Event Location: NSH 1507
Bio: Natasha Kholgade is a fifth year Ph.D. student at the Robotics Institute at Carnegie Mellon University. Her research lies at the intersection of computer graphics and computer vision. She is especially interested in extraction, manipulation, and editing of three-dimensional information in images. Prior to attending Carnegie Mellon, she received her B.S. and M.S. degrees in Computer Engineering in 2009 at Rochester Institute of Technology, in Rochester, New York. Her honors include the Google Anita Borg Scholarship (finalist), Outstanding Undergraduate Award, and the Norman E. Miles Scholarship.

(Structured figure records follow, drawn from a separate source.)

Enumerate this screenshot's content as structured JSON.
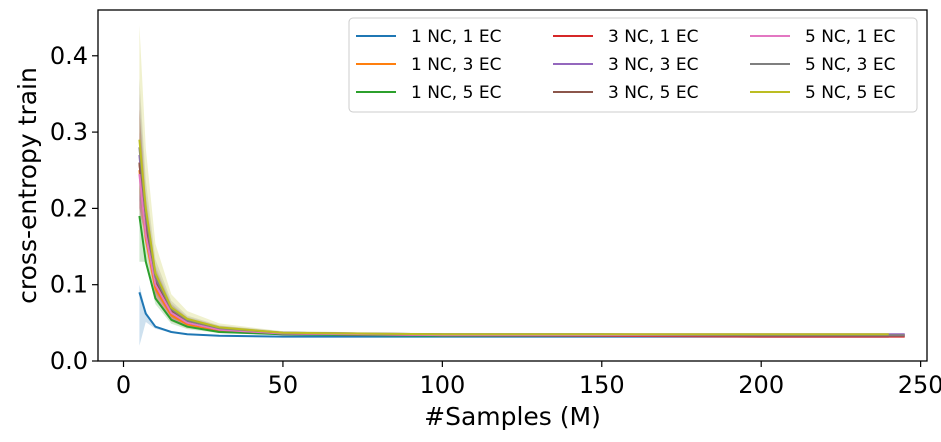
{
  "chart_data": {
    "type": "line",
    "xlabel": "#Samples (M)",
    "ylabel": "cross-entropy train",
    "xlim": [
      -8,
      252
    ],
    "ylim": [
      0,
      0.46
    ],
    "x_ticks": [
      0,
      50,
      100,
      150,
      200,
      250
    ],
    "x_tick_labels": [
      "0",
      "50",
      "100",
      "150",
      "200",
      "250"
    ],
    "y_ticks": [
      0.0,
      0.1,
      0.2,
      0.3,
      0.4
    ],
    "y_tick_labels": [
      "0.0",
      "0.1",
      "0.2",
      "0.3",
      "0.4"
    ],
    "grid": false,
    "legend_position": "top-right",
    "legend_columns": 3,
    "series": [
      {
        "name": "1 NC, 1 EC",
        "color": "#1f77b4",
        "x": [
          5,
          7,
          10,
          15,
          20,
          30,
          50,
          100,
          150,
          200,
          240
        ],
        "y": [
          0.09,
          0.062,
          0.045,
          0.038,
          0.035,
          0.033,
          0.032,
          0.032,
          0.032,
          0.032,
          0.032
        ],
        "band": [
          0.02,
          0.08
        ]
      },
      {
        "name": "1 NC, 3 EC",
        "color": "#ff7f0e",
        "x": [
          5,
          7,
          10,
          15,
          20,
          30,
          50,
          100,
          150,
          200,
          240
        ],
        "y": [
          0.25,
          0.16,
          0.095,
          0.06,
          0.048,
          0.04,
          0.035,
          0.034,
          0.034,
          0.034,
          0.034
        ],
        "band": [
          0.2,
          0.3
        ]
      },
      {
        "name": "1 NC, 5 EC",
        "color": "#2ca02c",
        "x": [
          5,
          7,
          10,
          15,
          20,
          30,
          50,
          100,
          150,
          200,
          240
        ],
        "y": [
          0.19,
          0.13,
          0.082,
          0.054,
          0.045,
          0.038,
          0.035,
          0.033,
          0.033,
          0.033,
          0.033
        ],
        "band": [
          0.13,
          0.26
        ]
      },
      {
        "name": "3 NC, 1 EC",
        "color": "#d62728",
        "x": [
          5,
          7,
          10,
          15,
          20,
          30,
          50,
          100,
          150,
          200,
          245
        ],
        "y": [
          0.26,
          0.17,
          0.1,
          0.063,
          0.05,
          0.041,
          0.036,
          0.034,
          0.033,
          0.032,
          0.032
        ],
        "band": [
          0.2,
          0.33
        ]
      },
      {
        "name": "3 NC, 3 EC",
        "color": "#9467bd",
        "x": [
          5,
          7,
          10,
          15,
          20,
          30,
          50,
          100,
          150,
          200,
          245
        ],
        "y": [
          0.27,
          0.18,
          0.105,
          0.066,
          0.052,
          0.043,
          0.037,
          0.035,
          0.035,
          0.035,
          0.035
        ],
        "band": [
          0.2,
          0.35
        ]
      },
      {
        "name": "3 NC, 5 EC",
        "color": "#8c564b",
        "x": [
          5,
          7,
          10,
          15,
          20,
          30,
          50,
          100,
          150,
          200,
          245
        ],
        "y": [
          0.26,
          0.175,
          0.103,
          0.065,
          0.051,
          0.042,
          0.036,
          0.034,
          0.034,
          0.033,
          0.033
        ],
        "band": [
          0.19,
          0.33
        ]
      },
      {
        "name": "5 NC, 1 EC",
        "color": "#e377c2",
        "x": [
          5,
          7,
          10,
          15,
          20,
          30,
          50,
          100,
          150,
          200,
          245
        ],
        "y": [
          0.245,
          0.165,
          0.1,
          0.063,
          0.05,
          0.041,
          0.036,
          0.034,
          0.034,
          0.034,
          0.034
        ],
        "band": [
          0.2,
          0.3
        ]
      },
      {
        "name": "5 NC, 3 EC",
        "color": "#7f7f7f",
        "x": [
          5,
          7,
          10,
          15,
          20,
          30,
          50,
          100,
          150,
          200,
          245
        ],
        "y": [
          0.28,
          0.19,
          0.11,
          0.068,
          0.053,
          0.043,
          0.037,
          0.035,
          0.035,
          0.034,
          0.034
        ],
        "band": [
          0.21,
          0.37
        ]
      },
      {
        "name": "5 NC, 5 EC",
        "color": "#bcbd22",
        "x": [
          5,
          7,
          10,
          15,
          20,
          30,
          50,
          100,
          150,
          200,
          240
        ],
        "y": [
          0.29,
          0.2,
          0.115,
          0.07,
          0.055,
          0.044,
          0.037,
          0.035,
          0.035,
          0.035,
          0.035
        ],
        "band": [
          0.22,
          0.44
        ]
      }
    ]
  }
}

Abstract: The proliferation of images and 3D models on the Internet, together with the ubiquity of photo-editing tools and CAD software has enabled millions of consumers to creatively manipulate 2D and 3D content. However, there still exists a disconnect between the 2D and 3D domains: photo-editing software provides realistic edits, yet is largely restricted to 2D, and while CAD software can provide 3D control, obtaining realistic rendered images is far out of the scope of everyday users. Successful coupling of 3D models with images will greatly enhance the repertoire of creative edits that users can perform on images. While attempts have been made to automatically align 3D models of objects to images for the purpose of manipulating image content, the alignments provided by these methods are, in general, approximate. For several tasks such as manipulating photographed objects in 3D, changing viewpoint or illumination, or transferring 3D content across images, the viewpoint and deformation of the 3D model of an object must be an exact match to the object in the photograph.

In this talk, I shall present our first steps towards automatically estimating the exact viewpoint and deformation of 3D models of objects to their photographed instances. This task is rendered challenging for two reasons: 1) objects in the real world show significant deformation from their 3D models in geometry and appearance, and 2) photographed instances of objects have large variation in viewpoint and scale. To estimate viewpoint and scale, we first create a database of rendered images per model from several camera views and distances. We then infer the image location of the object, and the best matching viewpoint and scale, by integrating the location estimates provided by patches of various sizes distributed across each rendered example. To estimate geometric deformation, we trace back to determine the locations provided by individual patches given the viewpoint and scale, while imposing a deformation model on the 3D mesh as a prior. To maintain invariance to appearance changes, we operate in the Laplacian of Gaussian space of the images. We show results for the estimated viewpoint and deformation for several objects given their 3D models and photographs.